L’Éco austral  : Le trafic conteneurisé baisse depuis le début de l’année. Que se passe-t-il ?
Philippe Leleu
 : L’activité est en perte de vitesse, avec une baisse de 15 % à 20 % depuis le début de l’année par rapport à 2022. C’est considérable et on ne voit pas la reprise se concrétiser. Les bateaux ne sont pas chargés à leur maximum à leur sortie d’Europe alors qu’on devrait être sur un pic d’activité, avec l’arrivée des premières marchandises commandées pour les fêtes de fin d’année. Par conséquent, les prix du fret maritime baissent sous l’effet de la concurrence : c’est dans ces moments-là qu’on apprécie d’avoir affaire à une pluralité d’acteurs dans le transport maritime !

Dans quelle mesure cette baisse du fret peut se répercuter sur les prix à la consommation ?

Une des principales raisons de la baisse du trafic conteneurisé à l’import est sans doute l’apurement des stocks qu’avaient constitués les entreprises réunionnaises depuis 2021, craignant des ruptures d’approvisionnement. Ce surstockage leur a coûté cher et elles cherchent à écouler leurs produits en tenant compte de ces coûts de revient élevés. La baisse actuelle du fret ne se traduit donc pas par un effondrement des prix finaux, d’abord parce que le coût du transport maritime ne représente qu’une petite partie de ces derniers, mais aussi parce que le coût du transport terrestre a beaucoup augmenté : les camions, les pneus, les batteries… coûtent beaucoup plus cher qu’avant.

La massification du transport maritime peut-elle faire de La Réunion une escale secondaire ?

On voit effectivement arriver dans les flottes des navires de très grandes capacités, dont la motorisation répond en même temps aux enjeux de décarbonation du secteur. Or le Port Est a ses limites, en termes de longueur et de tirant d’eau des bateaux. Nous bénéficions actuellement d’un service premium, avec un service conjoint de CMA-CGM et MSC qui nous met à 17 jours de mer en sortie d’Europe du Sud. Mais rien n’est figé, la question de la « feedérisation » de La Réunion et Maurice a été, est et sera posée. Demain, le Mozambique et son gaz pourrait capter beaucoup d’activité, tout comme Tamatave qui s’équipe d’outils performants. Cela dit, la « feedérisation » peut faire naître de nouvelles opportunités, les petits bateaux coûtent moins cher, peuvent être déchargés immédiatement à la grue mobile.

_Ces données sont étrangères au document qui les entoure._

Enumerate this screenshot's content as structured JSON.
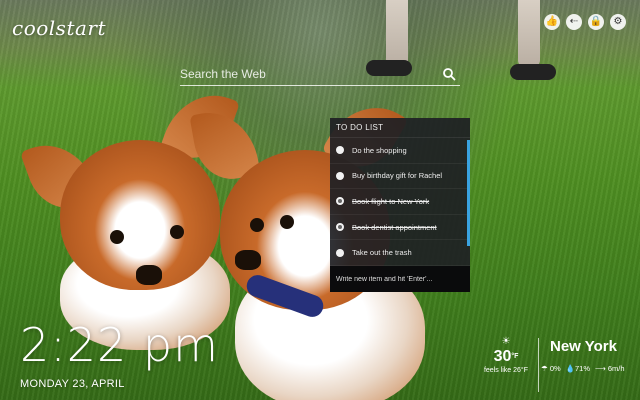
{
  "brand": {
    "logo_text": "coolstart"
  },
  "header": {
    "icons": [
      "thumbs-up-icon",
      "share-icon",
      "lock-icon",
      "gear-icon"
    ]
  },
  "search": {
    "placeholder": "Search the Web"
  },
  "todo": {
    "title": "TO DO LIST",
    "items": [
      {
        "text": "Do the shopping",
        "done": false
      },
      {
        "text": "Buy birthday gift for Rachel",
        "done": false
      },
      {
        "text": "Book flight to New York",
        "done": true
      },
      {
        "text": "Book dentist appointment",
        "done": true
      },
      {
        "text": "Take out the trash",
        "done": false
      }
    ],
    "input_placeholder": "Write new item and hit 'Enter'..."
  },
  "clock": {
    "time": "2:22 pm",
    "date": "MONDAY 23, APRIL"
  },
  "weather": {
    "temperature": "30",
    "unit": "°F",
    "feels_like": "feels like 26°F",
    "city": "New York",
    "precipitation": "0%",
    "humidity": "71%",
    "wind": "6m/h"
  },
  "colors": {
    "accent": "#3aa3e0",
    "panel": "#1e2024"
  }
}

Mais Port-Réunion doit bien entendu continuer à affirmer son ambition de hub.

Comment pallier aux insuffisances des dessertes inter-îles ?

Faire de Port-Réunion un port rayonnant passe par l’existence de dessertes régionales de qualité. En tant que président des Unions maritimes d’Outre-mer, je constate que tous les ports ultramarins sont confrontés aux mêmes insuffisances dans ce domaine. Je pense que la solution passe par l’accentuation des partenariats avec les compagnies maritimes, pour leur demander de mobiliser davantage de moyens entre les îles. Le problème est qu’elles attendent qu’un certain niveau de flux existe pour mettre les capacités correspondantes en face. Pendant ce temps, les exportateurs ne peuvent pas faire aboutir leurs projets. Il faudrait s’entendre avec l’une d’entre elle pour que des capacités soient mises en place pendant un certain temps, le temps qu’une dynamique s’enclenche. Mais de nombreux facteurs doivent être pris en compte pour calculer la rentabilité d’une ligne. Tous les ports doivent être au rendez-vous. Quand l’un deux impose plusieurs jours d’attente à un navire, les compagnies font des arbitrages et reportent ou annulent leurs escales pour maintenir leur rentabilité.